There was a time when
I was an avid, voracious reader. When I liked a book, I went after the author until
I had read everything he (or she, of course) had written; or I got over him.
There are notable exceptions like Wodehouse and Asimov who beat me with the
sheer volume of their output: I could never exhaust their writing nor did I tire of them. However, contemporary writing was never my forte
and I hardly went looking for current writers unless they created a sensation
and it was impossible to ignore them.
As I grew older, my
interest in reading waned and I almost lost contact with contemporary writing.
Both English, including translations of international writing, as well as Marathi fiction. Then my daughter grew
up and she started giving me books to read. It was she who introduced me to
Douglas Adams, Haruki Murakami, Mark Haddon, Chinua Achebe and others. Here is
the latest addition: Rana Dasgupta. Just finished his novel ‘Solo’.
The author’s name is unmistakably Indian. The
book not once talks about India. It comprises wholly of reminiscences of a hundred-year-old
man named Ulrich who has spent most of his life in Sofia, the capital of
Bulgaria. I am not going to narrate the story here nor am I going to write a
review. And I have deliberately not yet googled ‘Rana Dasgupta’ because I want
to write this post without prejudice.
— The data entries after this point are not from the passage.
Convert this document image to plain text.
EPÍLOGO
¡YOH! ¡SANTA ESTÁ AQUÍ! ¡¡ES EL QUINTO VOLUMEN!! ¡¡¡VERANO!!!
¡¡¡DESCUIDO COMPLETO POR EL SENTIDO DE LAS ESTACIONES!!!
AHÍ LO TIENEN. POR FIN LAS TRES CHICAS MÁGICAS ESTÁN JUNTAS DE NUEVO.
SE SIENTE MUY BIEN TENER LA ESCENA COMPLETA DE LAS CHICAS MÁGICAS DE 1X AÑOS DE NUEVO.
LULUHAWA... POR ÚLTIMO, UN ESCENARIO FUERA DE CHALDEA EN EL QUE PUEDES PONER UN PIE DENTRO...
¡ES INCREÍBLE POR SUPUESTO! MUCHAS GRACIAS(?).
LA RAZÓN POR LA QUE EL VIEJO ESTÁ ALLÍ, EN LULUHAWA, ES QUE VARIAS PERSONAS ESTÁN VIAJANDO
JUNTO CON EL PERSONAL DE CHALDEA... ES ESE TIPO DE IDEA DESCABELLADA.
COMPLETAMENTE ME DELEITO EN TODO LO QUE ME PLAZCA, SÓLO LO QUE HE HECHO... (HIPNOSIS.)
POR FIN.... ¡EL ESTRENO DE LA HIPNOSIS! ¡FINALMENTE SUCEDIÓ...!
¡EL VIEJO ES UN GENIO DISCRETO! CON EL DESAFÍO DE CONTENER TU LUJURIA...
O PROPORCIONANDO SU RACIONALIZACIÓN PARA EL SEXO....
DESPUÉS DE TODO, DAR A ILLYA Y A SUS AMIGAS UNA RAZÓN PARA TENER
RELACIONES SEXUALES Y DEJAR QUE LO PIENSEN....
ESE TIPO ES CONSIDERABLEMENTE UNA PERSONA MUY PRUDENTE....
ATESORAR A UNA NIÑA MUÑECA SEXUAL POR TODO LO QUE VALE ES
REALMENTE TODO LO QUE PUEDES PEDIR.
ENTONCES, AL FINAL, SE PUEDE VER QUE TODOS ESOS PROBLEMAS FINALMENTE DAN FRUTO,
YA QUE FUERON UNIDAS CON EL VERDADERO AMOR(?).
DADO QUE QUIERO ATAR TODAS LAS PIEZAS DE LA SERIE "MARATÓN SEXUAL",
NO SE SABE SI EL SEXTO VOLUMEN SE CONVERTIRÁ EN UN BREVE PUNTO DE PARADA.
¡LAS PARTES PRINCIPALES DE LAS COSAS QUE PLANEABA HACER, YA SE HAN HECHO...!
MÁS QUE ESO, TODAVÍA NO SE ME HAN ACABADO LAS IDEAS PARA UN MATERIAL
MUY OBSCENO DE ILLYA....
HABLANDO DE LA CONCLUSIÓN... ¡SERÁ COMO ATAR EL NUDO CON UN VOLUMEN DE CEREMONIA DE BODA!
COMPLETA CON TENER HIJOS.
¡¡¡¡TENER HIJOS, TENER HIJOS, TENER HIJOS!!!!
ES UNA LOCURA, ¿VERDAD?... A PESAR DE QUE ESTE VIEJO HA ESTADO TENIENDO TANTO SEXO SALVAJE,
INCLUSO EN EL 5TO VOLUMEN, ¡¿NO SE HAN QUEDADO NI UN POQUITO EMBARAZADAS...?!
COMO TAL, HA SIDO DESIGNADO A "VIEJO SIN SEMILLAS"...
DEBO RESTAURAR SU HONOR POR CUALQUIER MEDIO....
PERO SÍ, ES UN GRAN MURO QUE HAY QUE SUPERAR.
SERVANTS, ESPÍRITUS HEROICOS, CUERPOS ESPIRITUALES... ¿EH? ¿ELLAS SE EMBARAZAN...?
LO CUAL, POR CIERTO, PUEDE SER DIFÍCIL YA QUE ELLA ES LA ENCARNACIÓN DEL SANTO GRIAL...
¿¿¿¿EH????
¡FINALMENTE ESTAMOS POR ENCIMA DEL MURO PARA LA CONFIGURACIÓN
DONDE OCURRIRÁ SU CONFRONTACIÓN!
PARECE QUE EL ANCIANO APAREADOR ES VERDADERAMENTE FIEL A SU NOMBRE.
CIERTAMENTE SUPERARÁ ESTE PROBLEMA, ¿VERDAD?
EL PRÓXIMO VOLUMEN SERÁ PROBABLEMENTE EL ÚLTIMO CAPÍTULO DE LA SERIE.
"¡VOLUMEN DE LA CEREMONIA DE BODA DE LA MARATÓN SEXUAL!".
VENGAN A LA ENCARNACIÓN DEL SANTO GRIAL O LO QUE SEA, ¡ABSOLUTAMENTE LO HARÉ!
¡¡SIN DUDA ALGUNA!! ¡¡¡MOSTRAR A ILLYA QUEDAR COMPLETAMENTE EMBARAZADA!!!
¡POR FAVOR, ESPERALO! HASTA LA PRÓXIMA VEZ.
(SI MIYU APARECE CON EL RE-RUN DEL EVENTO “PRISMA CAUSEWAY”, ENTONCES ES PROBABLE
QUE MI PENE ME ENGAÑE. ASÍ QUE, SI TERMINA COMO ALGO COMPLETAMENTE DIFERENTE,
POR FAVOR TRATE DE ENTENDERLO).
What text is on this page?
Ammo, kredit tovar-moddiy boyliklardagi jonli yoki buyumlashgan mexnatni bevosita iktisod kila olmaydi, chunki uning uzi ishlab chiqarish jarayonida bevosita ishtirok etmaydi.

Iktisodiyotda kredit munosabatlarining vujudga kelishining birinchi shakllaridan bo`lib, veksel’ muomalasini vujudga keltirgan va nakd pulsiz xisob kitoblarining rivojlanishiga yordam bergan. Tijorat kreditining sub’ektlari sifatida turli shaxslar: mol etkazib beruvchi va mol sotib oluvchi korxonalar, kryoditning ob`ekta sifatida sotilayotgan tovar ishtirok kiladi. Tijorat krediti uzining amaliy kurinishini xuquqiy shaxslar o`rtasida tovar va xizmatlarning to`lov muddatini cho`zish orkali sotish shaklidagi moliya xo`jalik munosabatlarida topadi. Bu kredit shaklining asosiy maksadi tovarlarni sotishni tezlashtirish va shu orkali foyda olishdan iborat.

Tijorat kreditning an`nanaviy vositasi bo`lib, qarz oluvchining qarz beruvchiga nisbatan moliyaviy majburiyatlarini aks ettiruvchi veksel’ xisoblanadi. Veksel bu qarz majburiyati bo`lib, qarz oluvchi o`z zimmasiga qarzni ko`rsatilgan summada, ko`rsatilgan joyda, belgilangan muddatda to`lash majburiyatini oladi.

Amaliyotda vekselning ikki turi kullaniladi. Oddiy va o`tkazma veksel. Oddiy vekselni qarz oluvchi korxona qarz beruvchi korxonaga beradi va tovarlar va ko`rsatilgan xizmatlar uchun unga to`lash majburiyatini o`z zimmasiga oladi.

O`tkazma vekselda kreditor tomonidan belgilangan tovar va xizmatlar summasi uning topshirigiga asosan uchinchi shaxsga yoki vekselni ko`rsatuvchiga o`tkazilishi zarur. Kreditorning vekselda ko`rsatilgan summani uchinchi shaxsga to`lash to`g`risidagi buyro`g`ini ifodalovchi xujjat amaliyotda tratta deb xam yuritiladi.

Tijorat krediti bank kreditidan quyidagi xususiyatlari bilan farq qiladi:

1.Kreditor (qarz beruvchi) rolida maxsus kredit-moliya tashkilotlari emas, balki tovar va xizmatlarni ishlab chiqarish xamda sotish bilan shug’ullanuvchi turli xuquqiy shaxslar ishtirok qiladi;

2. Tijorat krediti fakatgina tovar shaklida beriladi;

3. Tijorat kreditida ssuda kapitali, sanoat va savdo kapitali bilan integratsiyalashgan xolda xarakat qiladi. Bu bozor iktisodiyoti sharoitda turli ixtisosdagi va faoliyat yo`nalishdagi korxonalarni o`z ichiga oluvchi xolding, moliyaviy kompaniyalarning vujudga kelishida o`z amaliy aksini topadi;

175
I just want to share my reactions.
I am not an authority
on Bulgaria and so am unable to comment upon the authenticity of the history, the
geography and the social values and day-to-day life described in the novel. But
the way it all is portrayed from the viewpoint of a common man, of someone who
is a part of it all and so for whom nothing in it is larger than life, so to
say; is, well, amazing. A war bombing is not a national calamity; it is a hole
in a local building. The arrival or the fall of communism is not an
epoch-making event; it is change in social, individual relationships; change in
values and lifestyles. You know what; it revived my own mundane memories of
similar local events: the Samyukt Maharashtra Movement and the wars with China
and Pakistan and the Emergency. We have a proverb in Marathi: flood uproots
trees, the grass survives intact. That too is a perspective and it is important
to remember that it too exists.
The attention to
detail. Detail of an ordinary life and a ground-level perspective. Ulrich
wonders what happened to all the horses which pulled carts before motor cars
came. He remembers how there were a lot many horses, how the roads looked when
so many horses used them. And then, in a short time, there were cars. So, were
the horses killed? Where did they go away? A genuine enigma for an old man
trying to go back to those bygone days. Also, the sensory perceptions of the blind
Ulrich are full of sounds and smells. And in his own mind, he is not a
handicapped person; the sounds and smells fill his sensory universe adequately
to leave no sense of loss.
But there are fewer details
in his daydreams! You see; daydreams are about fulfilling some fantasy, living
a coveted but unatained life; the whole thrust is towards the larger picture.
Or towards some specific desire. Commonplace detail has no place in daydreams.
The contrast between Ulrich’s real life as an old, blind man and the happenings
in the life of the characters in his daydreams is striking. What is more noteworthy
is the fact that each set of events would appear quite normal fiction if the
other was not there. Again, a subtle point of perspective. An insight that will
change the way I accept the narrative in novels I shall read henceforth.
Lastly, the daydreams.
Dasgupta calls them that: daydreams. There is no
suggestion of them being
magical realism. Daydreams are half of the novel. In a way, they render
substance to Ulrich’s existence. But Dasgupta’s principal character refuses to
escape into a make-believe world! Sure, what happens in his imagination is
beyond the realm of his normal existence. But nothing in it is fantastic,
unreal which defies the physical laws.